Even highly dynamic websites change slowly

Railgun works by recognizing that uncacheable web pages do not change very rapidly. For example, during an experiment, the CNN.com homepage HTML was captured once, and then again after 5 minutes and then again after one hour. The page sizes were 92,516, five minutes still 92,516 and one hour later 93,727.

CNN sets the caching on this page to 60 seconds. After one minute, it is necessary to download the entire page again. However, looking inside the page, not much has changed. In fact, the change between versions is on the order of 100s of bytes out of almost 100k. Here’s a screenshot of one of the binary differences between the CNN home page at five minute intervals. The yellow bytes have changed, the rest have not.
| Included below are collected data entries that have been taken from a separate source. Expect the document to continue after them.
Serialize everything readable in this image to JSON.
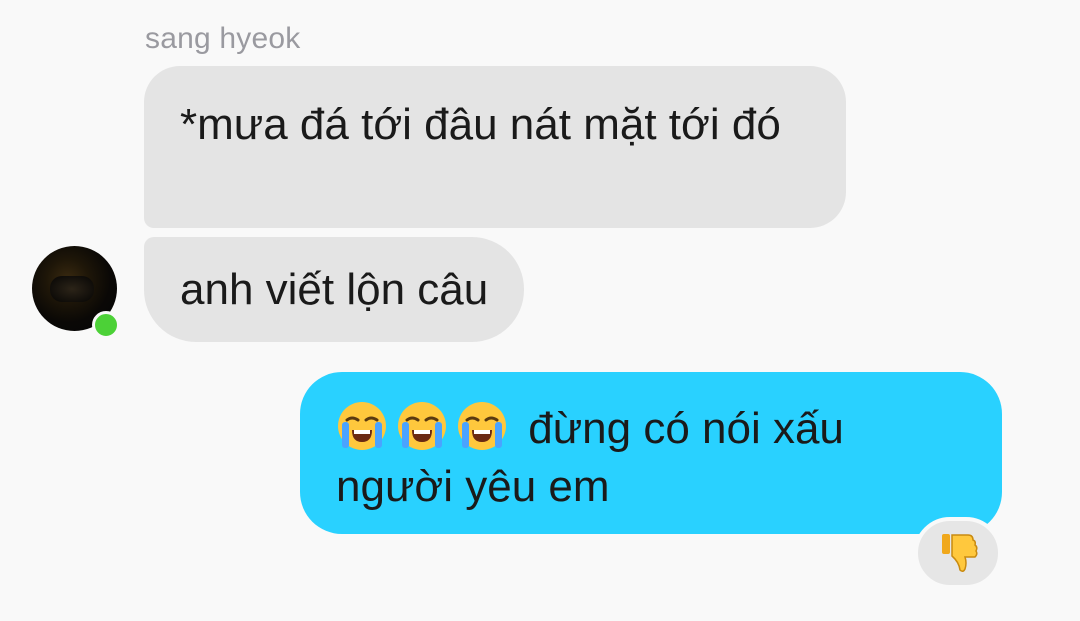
{
  "conversation": {
    "sender_name": "sang hyeok",
    "incoming": [
      {
        "text": "*mưa đá tới đâu nát mặt tới đó"
      },
      {
        "text": "anh viết lộn câu"
      }
    ],
    "outgoing": [
      {
        "emoji": [
          "loudly-crying-face",
          "loudly-crying-face",
          "loudly-crying-face"
        ],
        "text": "đừng có nói xấu người yêu em"
      }
    ],
    "reaction": {
      "icon": "thumbs-down-icon"
    },
    "avatar": {
      "status": "online"
    }
  },
  "colors": {
    "incoming_bubble": "#e4e4e4",
    "outgoing_bubble": "#29d1ff",
    "online": "#4cd137",
    "background": "#f9f9f9"
  }
}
Experiments at CloudFlare have revealed similar change values across the web. For example, reddit.com changes by about 2.15% over five minutes and 3.16% over an hour. The New York Times home page changes by about 0.6% over five minutes and 3% over an hour. BBC News changes by about 0.4% over five minutes and 2% over an hour.

Although the dynamic web is not cacheable, it is also not changing quickly. That means that from moment to moment there’s only a small change between versions of a page. CloudFlare Railgun uses this fact to achieve very high rates of compression. This is very similar to how video compression looks for changes from frame to frame; Railgun looks for changes on a page from download to download.

Railgun Technology

Railgun consists of two components: the sender and the listener. The sender is installed at every CloudFlare data center around the world. The listener is a software component that Sliqua has installed on our network for customers.

The sender and listener establish a permanent TCP connection that’s secured by TLS. This TCP connection is used for the Railgun protocol. It’s an all binary multiplexing protocol that allows multiple HTTP requests to be run simultaneously and asynchronously across the link. Or in other words, a persistent connection is opened between CloudFlare’s network and ours and eliminates the overhead of TCP.